Denpasar, (Metrobali.com)

Pasca ditetapkannya Presiden terpilih ke 8 Prabowo Soebianto oleh KPU, secara moral dan etika politik, posisinya sebagai Presiden yang akan pergi, diibaratkan dengan “lamb duck”, Bebek Lumpuh, tidak lagi mengambil keputusan strategis yang memengaruhi konfigurasi politik, yang akan menjadi beban Presiden Prabowo Subianto.

Hal tersebut dikatakan I Gde Sudibya, pengamat politik, anggota Badan Pekerja MPR RI 1999 – 2004, pengamat kebudayaan, menanggapi menjelang lengser presiden Jokowidodo (JW) pada 20 Oktober 2024.

JW tidak mengambil posisi itu, terus cawe-cawe untuk melakukan konsolidasi kekuatan untuk mengamankan posisinya dalam hitungan hari yang akan berakhir. Misalnya, mengganti menteri yang berasal dari PDI Perjuangan yang selama 9 tahun “pasang badan” untuk menjaga stabilitas kekuasaannya.

Menurut hitungan media, lanjut I Gde Sudibya, di tengah-tengah “cawe-cawe” politik yang terus berlangsung, JW paling tidak mengucapkan permintaan maaf ke publik sekurang-kurangnya 8 kali, yang tidak pernah dilakukan oleh tujuh Presiden sebelumnya.

Sebut saja, tentang Presiden pertama Soekarno, setelah sebut saja dikenakan tahanan rumah di Wisma Yaso, sekarang Musium Satria Mandala, Jalan Gatot Soebroto, Jakarta, dan kemudian dicabut kekuasaannya oleh MPRS dengan Tap MPRS No.33/1967, Presiden pertama ini menerimanya, tanpa “basa-basi” permintaan maaf.

Demikian juga dengan Pak Harto, setelah mendengar masukan dari sejumlah tokoh yang “dikoordinasi” oleh cendikiawan Nurcholis Madjid, didudukinya gedung MPR/DPR oleh mahasiswa, dan mundurnya sejumlah menteri Ginandjar dkk, Pak Harto menyatakan berhenti sebagai Presiden di hadapan Mahkamah Agung. “Pernyataan berhenti yang menggambarkan sikap kesatria,” kata I Gde Sudibya.
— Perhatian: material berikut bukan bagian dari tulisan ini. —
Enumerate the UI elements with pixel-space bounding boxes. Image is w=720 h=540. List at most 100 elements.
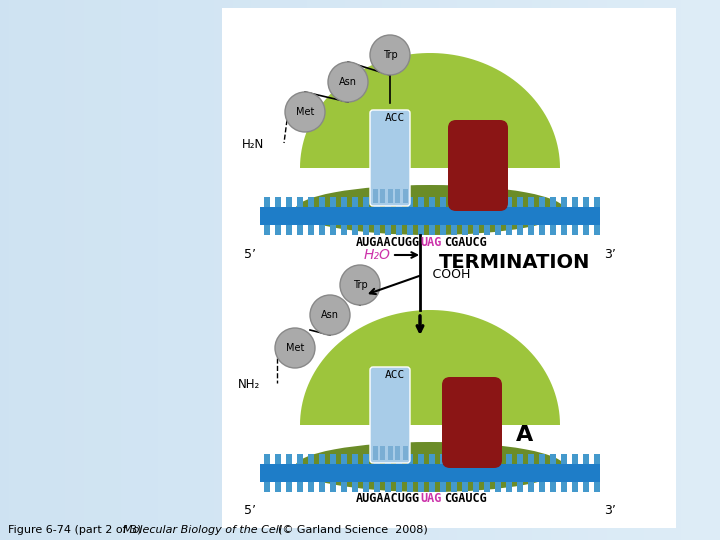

Demikian juga dengan Gus Dur, pasca Tap MPR RI yang mencabut kekuasaan Presiden, Gus Dur dini hari, dengan bercelana pendek didampingi Yeni Wahid meninggalkan Istana Merdeka. Sebagai Gandhian, intelektual humanis ini tidak terikat dengan kekuasaan.

Dikatakan, sikap dan prilaku dari ketiga bapak bangsa di atas, berbeda jauh dengan JW di menjelang penggantian dalam hitungan hari, 20 Oktober 2024.

“Dengan indikasi prilaku terkesan panik dan gugup di menjelang penggantian pemerintahan, tampaknya ada rasa bawah sadarnya ada rasa ketakutan menghadapi risiko ketidak-pastian akan hari-hari setelah tanggal 20 Oktober 2024 yang akan segera tiba. Tampak sebagai pemimpin tidak punya karakter kuat – strong personality dan jauh dari sikap kenegarawanan,” kata I Gde Sudibya.

Dikatakan, presiden Jokowidodo tidak mau belajar dari kenegarawanan George Washington, Bapak Pendiri dan Presiden pertama AS, yang keluar dari White House naik kereta kuda tidak lagi menoleh ke belakang, walaupun begitu banyak orang yang mengelu-elukannya. (Sutiawan).